Exécution des décisions de justice au sein de l'Union Européenne: la saisie des avoirs bancaires. Livre vert
Le Parlement européen a adopté le rapport d’initiative de M. Kurt LECHNER (PPE-DE, DE) en réponse au Livre vert de la Commission sur l'amélioration de l'exécution des décisions de justice au sein de l'Union européenne : « la saisie des avoirs bancaires ». Le rapport se félicite que la Commission ait pris l'initiative d'instaurer une procédure européenne transfrontalière garantissant la saisie des avoirs bancaires. Il préconise l'instauration d'une réglementation européenne uniforme qui devrait être autonome et complémentaire des différentes dispositions d'exécution nationales en vigueur dans les États membres. Une telle procédure autonome, cohérente et d'utilisation aisée, soumise à des garanties procédurales strictes, serait préférable à une harmonisation des législations nationales estiment les députés.
Le rapport souligne en outre que : i) cette procédure ne doit s'appliquer qu'aux affaires transfrontalières; ii) ne devraient être réglementées que la saisie et la mise en sûreté des avoirs bancaires mais en aucun cas le remboursement du créancier ; iii) l'engagement d'une telle procédure doit être possible avant même l'introduction du recours principal ; iv) l'article 65 c) du traité CE est pertinent en tant que base juridique.
Pour les députés, les ordonnances doivent servir au gel des avoirs, non au transfert de fonds, jusqu'à ce qu'une décision judiciaire ait été rendue dans l'État membre où est détenu le compte, laquelle doit également résoudre tout problème de priorité des créances. Les avoirs supérieurs au montant de la créance pécuniaire, frais inclus, ne devraient pas être gelés. De plus, les ordonnances doivent être motivées, par exemple par le risque de dilapidation des actifs, et il doit être garanti que les ordonnances ne couvrent pas plus d'avoirs que nécessaire.

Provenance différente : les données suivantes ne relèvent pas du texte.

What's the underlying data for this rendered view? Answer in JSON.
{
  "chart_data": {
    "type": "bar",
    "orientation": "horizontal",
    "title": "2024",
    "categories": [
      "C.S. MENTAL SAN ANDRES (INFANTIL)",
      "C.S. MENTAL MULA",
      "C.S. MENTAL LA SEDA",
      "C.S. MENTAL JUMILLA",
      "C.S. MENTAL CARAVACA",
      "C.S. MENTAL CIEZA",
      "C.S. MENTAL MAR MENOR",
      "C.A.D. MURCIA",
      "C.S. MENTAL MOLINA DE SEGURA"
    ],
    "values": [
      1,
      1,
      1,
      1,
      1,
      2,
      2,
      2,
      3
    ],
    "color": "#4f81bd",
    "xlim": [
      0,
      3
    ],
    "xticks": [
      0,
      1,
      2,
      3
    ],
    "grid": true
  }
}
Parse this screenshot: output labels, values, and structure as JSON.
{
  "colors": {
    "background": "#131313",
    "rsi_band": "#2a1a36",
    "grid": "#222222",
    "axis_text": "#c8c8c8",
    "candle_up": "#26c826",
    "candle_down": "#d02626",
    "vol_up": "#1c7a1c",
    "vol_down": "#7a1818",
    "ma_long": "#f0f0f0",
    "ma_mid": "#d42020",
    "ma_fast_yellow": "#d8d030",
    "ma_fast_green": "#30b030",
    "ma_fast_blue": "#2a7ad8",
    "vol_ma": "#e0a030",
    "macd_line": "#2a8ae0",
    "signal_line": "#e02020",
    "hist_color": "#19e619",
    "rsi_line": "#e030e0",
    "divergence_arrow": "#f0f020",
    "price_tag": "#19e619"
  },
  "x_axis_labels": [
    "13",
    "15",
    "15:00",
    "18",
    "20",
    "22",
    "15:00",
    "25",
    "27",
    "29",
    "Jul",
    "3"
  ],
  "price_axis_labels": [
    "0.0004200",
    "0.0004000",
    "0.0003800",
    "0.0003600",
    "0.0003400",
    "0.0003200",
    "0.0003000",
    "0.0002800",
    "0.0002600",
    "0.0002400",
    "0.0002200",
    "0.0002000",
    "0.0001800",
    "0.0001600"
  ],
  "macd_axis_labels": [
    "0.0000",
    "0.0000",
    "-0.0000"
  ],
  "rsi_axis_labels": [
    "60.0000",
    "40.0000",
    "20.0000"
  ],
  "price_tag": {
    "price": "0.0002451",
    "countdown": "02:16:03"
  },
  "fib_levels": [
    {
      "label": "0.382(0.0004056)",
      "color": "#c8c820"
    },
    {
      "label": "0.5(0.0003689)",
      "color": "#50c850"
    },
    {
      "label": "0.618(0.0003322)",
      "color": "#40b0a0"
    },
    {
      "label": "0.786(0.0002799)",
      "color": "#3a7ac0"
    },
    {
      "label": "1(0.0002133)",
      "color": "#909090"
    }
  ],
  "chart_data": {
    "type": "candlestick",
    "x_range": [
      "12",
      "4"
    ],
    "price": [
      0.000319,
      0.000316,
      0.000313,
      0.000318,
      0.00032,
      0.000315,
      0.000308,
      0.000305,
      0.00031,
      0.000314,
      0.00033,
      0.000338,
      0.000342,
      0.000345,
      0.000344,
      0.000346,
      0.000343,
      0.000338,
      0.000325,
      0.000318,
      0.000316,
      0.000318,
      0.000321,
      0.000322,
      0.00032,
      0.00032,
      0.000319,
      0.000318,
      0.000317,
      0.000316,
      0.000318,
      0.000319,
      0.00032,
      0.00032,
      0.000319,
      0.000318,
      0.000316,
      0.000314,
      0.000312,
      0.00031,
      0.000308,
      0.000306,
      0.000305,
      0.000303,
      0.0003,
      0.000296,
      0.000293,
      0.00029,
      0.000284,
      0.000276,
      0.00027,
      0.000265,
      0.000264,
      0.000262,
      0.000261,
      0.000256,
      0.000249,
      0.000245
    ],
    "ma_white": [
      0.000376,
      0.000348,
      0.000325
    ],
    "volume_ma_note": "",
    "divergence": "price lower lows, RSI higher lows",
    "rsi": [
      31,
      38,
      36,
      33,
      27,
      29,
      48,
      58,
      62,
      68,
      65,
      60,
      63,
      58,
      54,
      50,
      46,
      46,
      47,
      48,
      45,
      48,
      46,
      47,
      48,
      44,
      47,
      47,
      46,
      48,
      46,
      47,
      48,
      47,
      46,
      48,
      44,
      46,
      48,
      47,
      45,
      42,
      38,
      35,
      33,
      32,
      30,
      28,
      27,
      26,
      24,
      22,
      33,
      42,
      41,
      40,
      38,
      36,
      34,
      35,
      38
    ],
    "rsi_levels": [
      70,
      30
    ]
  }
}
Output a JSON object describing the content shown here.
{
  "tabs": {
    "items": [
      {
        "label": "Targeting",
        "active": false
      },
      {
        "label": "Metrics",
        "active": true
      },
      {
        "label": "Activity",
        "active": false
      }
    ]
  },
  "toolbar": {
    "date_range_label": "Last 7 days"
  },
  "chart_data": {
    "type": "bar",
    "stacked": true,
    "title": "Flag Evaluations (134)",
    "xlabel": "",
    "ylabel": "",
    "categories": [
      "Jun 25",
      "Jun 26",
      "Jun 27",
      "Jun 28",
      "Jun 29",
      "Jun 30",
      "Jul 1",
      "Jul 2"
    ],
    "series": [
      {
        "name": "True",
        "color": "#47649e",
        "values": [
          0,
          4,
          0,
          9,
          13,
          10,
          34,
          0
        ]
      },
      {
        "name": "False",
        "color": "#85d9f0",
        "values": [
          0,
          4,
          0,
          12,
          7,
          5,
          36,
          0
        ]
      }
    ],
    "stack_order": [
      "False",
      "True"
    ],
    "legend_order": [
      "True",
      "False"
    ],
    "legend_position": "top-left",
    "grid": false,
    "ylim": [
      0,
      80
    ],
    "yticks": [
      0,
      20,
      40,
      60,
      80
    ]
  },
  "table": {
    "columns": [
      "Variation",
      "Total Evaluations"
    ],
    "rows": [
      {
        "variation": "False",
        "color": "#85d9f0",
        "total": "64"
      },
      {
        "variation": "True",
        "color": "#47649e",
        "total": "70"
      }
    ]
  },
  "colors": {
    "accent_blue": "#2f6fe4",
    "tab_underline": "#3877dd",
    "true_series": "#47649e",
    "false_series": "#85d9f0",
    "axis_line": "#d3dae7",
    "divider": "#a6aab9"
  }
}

Soucieux d'observer un équilibre attentif entre les droits du créancier à recouvrer les dettes et l'assurance d'une protection appropriée pour le défendeur, le Parlement met l’accent sur les points suivants :
- il ne doit s'agir que d'une procédure sommaire, qui doit être motivée par un risque pour le créancier et par l’urgence de défendre ses droits;
- il convient d'envisager une responsabilité du créancier opérant la saisie indûment pour le préjudice ainsi causé au débiteur;
- le créancier devrait être obligé d'introduire la procédure sur le fond dans un délai donné;
- il doit être possible de prolonger la validité d'une ordonnance de saisie lorsqu'une procédure judiciaire est en cours, sous réserve que cette procédure soit menée avec la diligence nécessaire;
- une limitation du montant de la saisie des avoirs est nécessaire afin d'empêcher une surprotection du créancier et de protéger le débiteur ;
- il faut empêcher toute atteinte injustifiée à la réputation du débiteur et garantir le maintien du minimum vital permettant de subvenir à ses besoins;
- en vue de protéger le débiteur, il faudrait prévoir la constitution d'une garantie par le créancier dont le montant devrait être fonction du montant à mettre en sûreté;
- le débiteur doit avoir le droit d'introduire un recours et de pouvoir mettre fin à la saisie par la constitution d'une garantie;
- les comptes de mandataire doivent être particulièrement protégés de la saisie des avoirs bancaires ;
- en ce qui concerne la notification des décisions de saisie, des normes uniformes doivent être mises en place dans l'Union européenne pour la communication entre tribunaux et banques ;
- enfin, des délais devraient être introduits afin de garantir une exécution rapide des ordonnances de saisie (notification à la banque le lendemain de la transmission et traitement dans les 24 heures suivant l'identification du compte) ; des notifications formelles standardisées, disponibles dans toutes les langues de l'Union européenne, peuvent être souhaitables.
Les députés rejettent l'idée de la définition au niveau de l'UE des montants exemptés d'exécution et estime que la liberté devrait être laissée au débiteur de se référer aux montants fixés au niveau national.
La Commission est invitée à élucider les questions ouvertes et parfois complexes, avant la présentation d'une proposition sous la forme d’un règlement, par des enquêtes approfondies et d'une large portée et en particulier de procéder à une analyse d'impact de la législation.